PERK OF WINTER
January 10, 2010 - 10:00 pm
PERK OF WINTER
It’s time to go ice fishing in state’s northern reservoirs
It’s time for anglers to dig out their ice fishing rods and look for action at Nevada’s northern reservoirs. Though conditions are not yet safe at some waters, ice anglers will find conditions just right at destinations such as Eagle Valley reservoir and the reservoirs at Kirch Wildlife Management Area.
“I have to admit there is something unnerving about walking out on a slab of ice to go fishing,” said Doug Nielsen, conservation education supervisor for the Nevada Department of Wildlife. “But the whole experience is really fun once you start catching fish. Sometimes the action is very fast, and you don’t need any special equipment. Any fishing rod will do.”
Holes can be drilled through the ice using either a manual or power auger. Nevada regulation limits the allowable hole size to no more than 10 inches. Baits such as night crawlers, PowerBait and salmon eggs, or hardware can be fished through the hole.
Experienced ice fishermen will tell you the most important information to have before you walk on the hard water is the current condition of the ice. Taking the time to ask before you go can prevent a tragic end to an outdoor adventure. Even if the ice is thick enough in one area, it might not be in others. If the ice is clear blue and consistently more than four inches thick, it can safely support adult anglers. On the other hand, when there are areas of dark ice and snow with slush, the ice is probably too thin or weak to support a person’s weight.
A rule of thumb in cold country is “Thick and blue, tried and true; thin and crispy, way too risky.”

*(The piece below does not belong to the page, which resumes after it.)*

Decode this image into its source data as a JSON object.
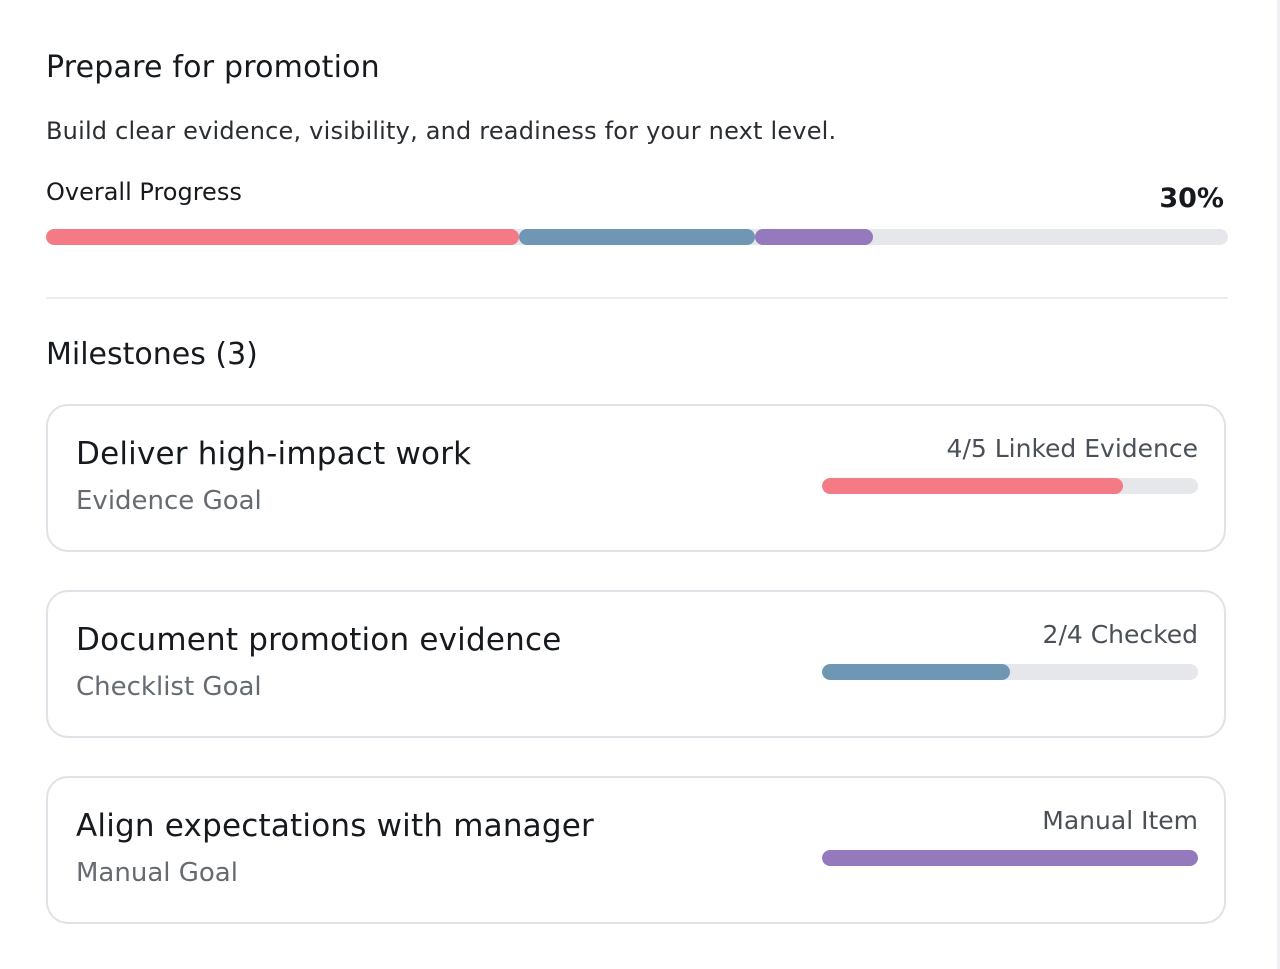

Even after checking on ice conditions, it is always a good idea to carry ice claws just in case the ice breaks and you or someone else falls through. Ice claws can be purchased at a commercial vendor or made by inserting a nail into one end of a four- to six-inch piece of a wooden dowel. With a string attached to two claws, anglers can easily wear them around their neck and have easy access to them should an emergency occur.